When I first met Croga I was confused about how his family is. It’s a different world, compared to mine. We are all very close, not only my sister and me, but I am also close with my uncle. My mom a little less, but I see her more often then Croga sees his. His dad is still a strange story. I believe I have seen this man only a couple of times since Croga and I are together (almost 8 years now). The only time his dad calls is when he needs advice about his computer or if something isn’t working. And as a good son would do, Croga goes over there to help out. Mostly without me, I don’t feel like being stuck with his dad’s wife to whom I got nothing to say. Sometimes it looks like Croga doesn’t belong in that family, although his youngest brother and him are very much alike on the outside. And truth being said, I can get along with him. It’s the oldest brother I can’t get along with, but tolerate for the sake of peace.

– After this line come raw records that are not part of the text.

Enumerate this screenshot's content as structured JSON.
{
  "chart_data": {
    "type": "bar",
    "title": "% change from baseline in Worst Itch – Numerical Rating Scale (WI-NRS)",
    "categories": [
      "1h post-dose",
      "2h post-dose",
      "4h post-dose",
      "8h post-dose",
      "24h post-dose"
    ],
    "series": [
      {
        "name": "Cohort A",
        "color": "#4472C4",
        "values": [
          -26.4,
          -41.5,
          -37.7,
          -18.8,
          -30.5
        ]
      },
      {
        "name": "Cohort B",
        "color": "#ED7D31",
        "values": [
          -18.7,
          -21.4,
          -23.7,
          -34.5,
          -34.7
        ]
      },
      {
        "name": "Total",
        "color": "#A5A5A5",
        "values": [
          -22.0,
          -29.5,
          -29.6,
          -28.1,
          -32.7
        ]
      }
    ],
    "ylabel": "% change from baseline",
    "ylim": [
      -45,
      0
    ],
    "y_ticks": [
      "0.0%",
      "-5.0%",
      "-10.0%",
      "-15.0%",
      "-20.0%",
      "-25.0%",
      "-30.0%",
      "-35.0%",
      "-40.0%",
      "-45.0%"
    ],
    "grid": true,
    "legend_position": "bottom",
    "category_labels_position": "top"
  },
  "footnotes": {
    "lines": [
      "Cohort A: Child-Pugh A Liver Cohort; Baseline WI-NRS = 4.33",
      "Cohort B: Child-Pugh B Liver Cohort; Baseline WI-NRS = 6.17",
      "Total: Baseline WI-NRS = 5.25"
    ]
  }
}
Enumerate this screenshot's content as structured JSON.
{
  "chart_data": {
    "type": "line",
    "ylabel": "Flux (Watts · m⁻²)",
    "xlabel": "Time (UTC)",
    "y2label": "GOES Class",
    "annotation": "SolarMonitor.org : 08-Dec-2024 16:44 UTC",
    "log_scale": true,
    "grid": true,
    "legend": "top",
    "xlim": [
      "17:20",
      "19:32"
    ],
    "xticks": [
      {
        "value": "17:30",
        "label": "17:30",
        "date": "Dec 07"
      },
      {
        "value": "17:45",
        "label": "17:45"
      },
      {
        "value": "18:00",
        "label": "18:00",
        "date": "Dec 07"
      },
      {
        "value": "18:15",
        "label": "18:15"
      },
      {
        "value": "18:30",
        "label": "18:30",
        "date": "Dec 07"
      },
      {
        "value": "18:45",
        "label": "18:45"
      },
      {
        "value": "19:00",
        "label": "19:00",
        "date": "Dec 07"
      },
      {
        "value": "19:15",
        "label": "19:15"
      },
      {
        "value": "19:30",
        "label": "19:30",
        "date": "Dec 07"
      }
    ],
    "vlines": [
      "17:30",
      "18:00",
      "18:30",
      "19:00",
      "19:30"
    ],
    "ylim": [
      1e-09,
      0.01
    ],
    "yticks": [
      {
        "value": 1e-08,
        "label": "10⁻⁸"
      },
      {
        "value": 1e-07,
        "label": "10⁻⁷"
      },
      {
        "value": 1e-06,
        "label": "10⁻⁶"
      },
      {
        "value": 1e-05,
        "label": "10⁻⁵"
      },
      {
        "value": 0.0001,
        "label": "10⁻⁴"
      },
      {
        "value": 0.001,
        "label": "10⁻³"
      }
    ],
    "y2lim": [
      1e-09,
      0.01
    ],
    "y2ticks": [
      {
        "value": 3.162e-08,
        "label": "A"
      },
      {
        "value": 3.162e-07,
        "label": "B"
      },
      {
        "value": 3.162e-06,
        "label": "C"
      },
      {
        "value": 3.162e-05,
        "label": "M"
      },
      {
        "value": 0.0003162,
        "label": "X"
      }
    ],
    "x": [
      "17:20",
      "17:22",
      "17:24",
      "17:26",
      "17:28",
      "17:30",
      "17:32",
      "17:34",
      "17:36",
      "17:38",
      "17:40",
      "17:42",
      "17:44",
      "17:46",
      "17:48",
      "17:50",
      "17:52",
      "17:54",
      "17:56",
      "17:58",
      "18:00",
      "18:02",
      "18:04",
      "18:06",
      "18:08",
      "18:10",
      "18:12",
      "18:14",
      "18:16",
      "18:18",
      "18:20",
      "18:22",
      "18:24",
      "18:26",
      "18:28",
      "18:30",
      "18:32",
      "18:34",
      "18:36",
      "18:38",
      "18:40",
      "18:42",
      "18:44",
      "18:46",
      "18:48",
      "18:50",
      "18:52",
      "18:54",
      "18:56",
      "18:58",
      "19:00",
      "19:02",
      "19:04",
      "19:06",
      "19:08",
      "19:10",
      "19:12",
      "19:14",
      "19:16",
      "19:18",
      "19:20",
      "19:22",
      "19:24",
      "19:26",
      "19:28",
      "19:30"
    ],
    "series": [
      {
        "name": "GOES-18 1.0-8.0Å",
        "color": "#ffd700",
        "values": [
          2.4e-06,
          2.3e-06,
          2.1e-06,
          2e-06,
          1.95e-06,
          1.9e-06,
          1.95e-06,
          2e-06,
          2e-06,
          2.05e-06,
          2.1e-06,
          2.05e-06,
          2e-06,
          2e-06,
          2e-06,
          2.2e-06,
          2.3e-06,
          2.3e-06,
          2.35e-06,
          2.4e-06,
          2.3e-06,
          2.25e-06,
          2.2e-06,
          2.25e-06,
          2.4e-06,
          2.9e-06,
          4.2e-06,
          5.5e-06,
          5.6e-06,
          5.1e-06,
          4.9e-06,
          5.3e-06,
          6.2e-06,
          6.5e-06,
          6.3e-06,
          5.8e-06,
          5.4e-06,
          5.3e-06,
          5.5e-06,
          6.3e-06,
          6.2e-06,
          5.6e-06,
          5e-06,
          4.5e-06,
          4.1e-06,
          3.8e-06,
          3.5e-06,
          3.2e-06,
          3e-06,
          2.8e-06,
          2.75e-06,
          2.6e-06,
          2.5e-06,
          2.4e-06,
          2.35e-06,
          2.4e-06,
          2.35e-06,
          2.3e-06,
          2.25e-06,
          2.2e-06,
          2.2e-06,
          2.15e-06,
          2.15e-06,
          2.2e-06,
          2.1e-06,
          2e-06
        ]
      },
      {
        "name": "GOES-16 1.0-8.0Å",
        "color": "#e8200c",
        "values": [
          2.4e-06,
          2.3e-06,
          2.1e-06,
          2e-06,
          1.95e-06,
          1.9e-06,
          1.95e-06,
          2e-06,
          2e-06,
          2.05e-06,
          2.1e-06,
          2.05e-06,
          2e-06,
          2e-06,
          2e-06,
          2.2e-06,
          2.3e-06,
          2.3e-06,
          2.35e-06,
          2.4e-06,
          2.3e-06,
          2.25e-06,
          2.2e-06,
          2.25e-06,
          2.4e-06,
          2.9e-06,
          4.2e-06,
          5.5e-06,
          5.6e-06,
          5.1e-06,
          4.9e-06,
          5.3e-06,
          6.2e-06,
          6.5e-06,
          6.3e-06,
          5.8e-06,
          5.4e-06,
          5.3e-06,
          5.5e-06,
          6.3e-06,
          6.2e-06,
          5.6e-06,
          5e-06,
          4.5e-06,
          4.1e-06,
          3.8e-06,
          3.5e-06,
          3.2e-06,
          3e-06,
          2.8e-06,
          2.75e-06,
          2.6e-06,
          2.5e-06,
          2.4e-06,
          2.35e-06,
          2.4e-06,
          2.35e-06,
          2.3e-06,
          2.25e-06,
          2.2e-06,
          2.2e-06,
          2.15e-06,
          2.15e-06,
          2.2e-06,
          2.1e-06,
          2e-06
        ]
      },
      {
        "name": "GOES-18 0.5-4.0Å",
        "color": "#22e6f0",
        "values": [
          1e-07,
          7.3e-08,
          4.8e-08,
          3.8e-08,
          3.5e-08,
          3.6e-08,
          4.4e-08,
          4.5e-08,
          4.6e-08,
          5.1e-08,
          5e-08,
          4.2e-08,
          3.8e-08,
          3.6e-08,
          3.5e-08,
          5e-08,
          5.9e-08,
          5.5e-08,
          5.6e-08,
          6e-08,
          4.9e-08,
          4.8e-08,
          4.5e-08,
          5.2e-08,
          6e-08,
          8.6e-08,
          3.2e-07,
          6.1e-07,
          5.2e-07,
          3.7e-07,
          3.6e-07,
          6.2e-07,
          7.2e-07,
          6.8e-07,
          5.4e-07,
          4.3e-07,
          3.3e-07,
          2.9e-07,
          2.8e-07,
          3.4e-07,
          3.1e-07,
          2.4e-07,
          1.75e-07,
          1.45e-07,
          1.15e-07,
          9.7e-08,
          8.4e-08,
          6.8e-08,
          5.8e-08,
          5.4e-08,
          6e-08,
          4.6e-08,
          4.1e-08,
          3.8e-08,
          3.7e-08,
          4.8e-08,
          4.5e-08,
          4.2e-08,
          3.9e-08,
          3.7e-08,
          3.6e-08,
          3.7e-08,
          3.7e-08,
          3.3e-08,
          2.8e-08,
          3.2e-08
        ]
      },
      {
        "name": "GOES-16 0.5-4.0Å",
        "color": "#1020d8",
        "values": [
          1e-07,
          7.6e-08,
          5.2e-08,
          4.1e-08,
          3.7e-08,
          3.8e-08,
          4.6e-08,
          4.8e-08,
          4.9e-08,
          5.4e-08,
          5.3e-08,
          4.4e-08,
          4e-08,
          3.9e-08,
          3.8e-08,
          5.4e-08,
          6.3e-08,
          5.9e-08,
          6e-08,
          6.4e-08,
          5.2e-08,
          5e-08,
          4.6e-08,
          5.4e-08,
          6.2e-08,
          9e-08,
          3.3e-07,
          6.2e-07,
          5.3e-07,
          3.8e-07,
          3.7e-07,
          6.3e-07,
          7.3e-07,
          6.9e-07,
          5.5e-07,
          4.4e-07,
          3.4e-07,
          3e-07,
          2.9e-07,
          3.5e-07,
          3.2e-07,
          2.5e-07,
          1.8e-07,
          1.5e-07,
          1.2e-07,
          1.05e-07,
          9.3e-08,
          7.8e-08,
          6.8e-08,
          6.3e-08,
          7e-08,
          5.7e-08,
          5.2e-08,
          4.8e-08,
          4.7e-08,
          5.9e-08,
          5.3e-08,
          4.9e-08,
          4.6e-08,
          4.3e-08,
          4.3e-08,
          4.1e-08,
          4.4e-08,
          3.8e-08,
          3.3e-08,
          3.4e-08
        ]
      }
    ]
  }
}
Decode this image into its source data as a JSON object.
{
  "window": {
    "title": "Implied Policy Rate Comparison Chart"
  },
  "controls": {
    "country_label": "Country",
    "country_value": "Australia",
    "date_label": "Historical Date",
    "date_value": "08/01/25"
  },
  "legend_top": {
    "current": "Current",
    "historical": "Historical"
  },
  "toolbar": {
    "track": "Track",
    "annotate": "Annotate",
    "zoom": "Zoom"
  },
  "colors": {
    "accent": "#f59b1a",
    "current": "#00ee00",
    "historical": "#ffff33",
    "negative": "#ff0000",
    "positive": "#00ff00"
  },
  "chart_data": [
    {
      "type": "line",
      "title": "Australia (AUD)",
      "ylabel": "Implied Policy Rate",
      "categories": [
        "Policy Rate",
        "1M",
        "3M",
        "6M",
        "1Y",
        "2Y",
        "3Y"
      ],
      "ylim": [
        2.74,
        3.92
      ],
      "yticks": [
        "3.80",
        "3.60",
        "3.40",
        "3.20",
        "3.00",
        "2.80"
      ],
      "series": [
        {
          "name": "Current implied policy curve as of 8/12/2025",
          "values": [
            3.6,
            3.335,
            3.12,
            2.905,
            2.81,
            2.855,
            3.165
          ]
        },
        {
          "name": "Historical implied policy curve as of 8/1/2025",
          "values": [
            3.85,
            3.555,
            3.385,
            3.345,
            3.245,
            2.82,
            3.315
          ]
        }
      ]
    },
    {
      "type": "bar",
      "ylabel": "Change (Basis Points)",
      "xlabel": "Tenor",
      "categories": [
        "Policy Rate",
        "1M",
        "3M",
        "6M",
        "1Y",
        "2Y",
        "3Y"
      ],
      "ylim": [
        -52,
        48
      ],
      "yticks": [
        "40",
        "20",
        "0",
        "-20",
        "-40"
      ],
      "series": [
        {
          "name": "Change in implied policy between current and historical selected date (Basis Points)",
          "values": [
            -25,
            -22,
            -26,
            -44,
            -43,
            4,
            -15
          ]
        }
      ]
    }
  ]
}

No, I feel blessed with what I have. I feel blessed for growing up with two parents that stayed together until the end. I feel blessed with the way I was brought up, being free to develop my own personality. I feel blessed that I had the bond with my dad that I did. I feel blessed for my sister and family that I am close to. I feel blessed for having the friends that I have, not being that many, I cherish them. And I even feel blessed with Croga, I couldn’t wish for a better, sweeter, funnier man
Strange, how people can have that a different effect on you. That there are people you absolutely can’t get along with, no matter how hard you try. As Croga always says: your family, you get for free. Your friends, those you choose. And thus are your friends more important than your family.
For me they are both. My family are my friends. And my friends feel like family.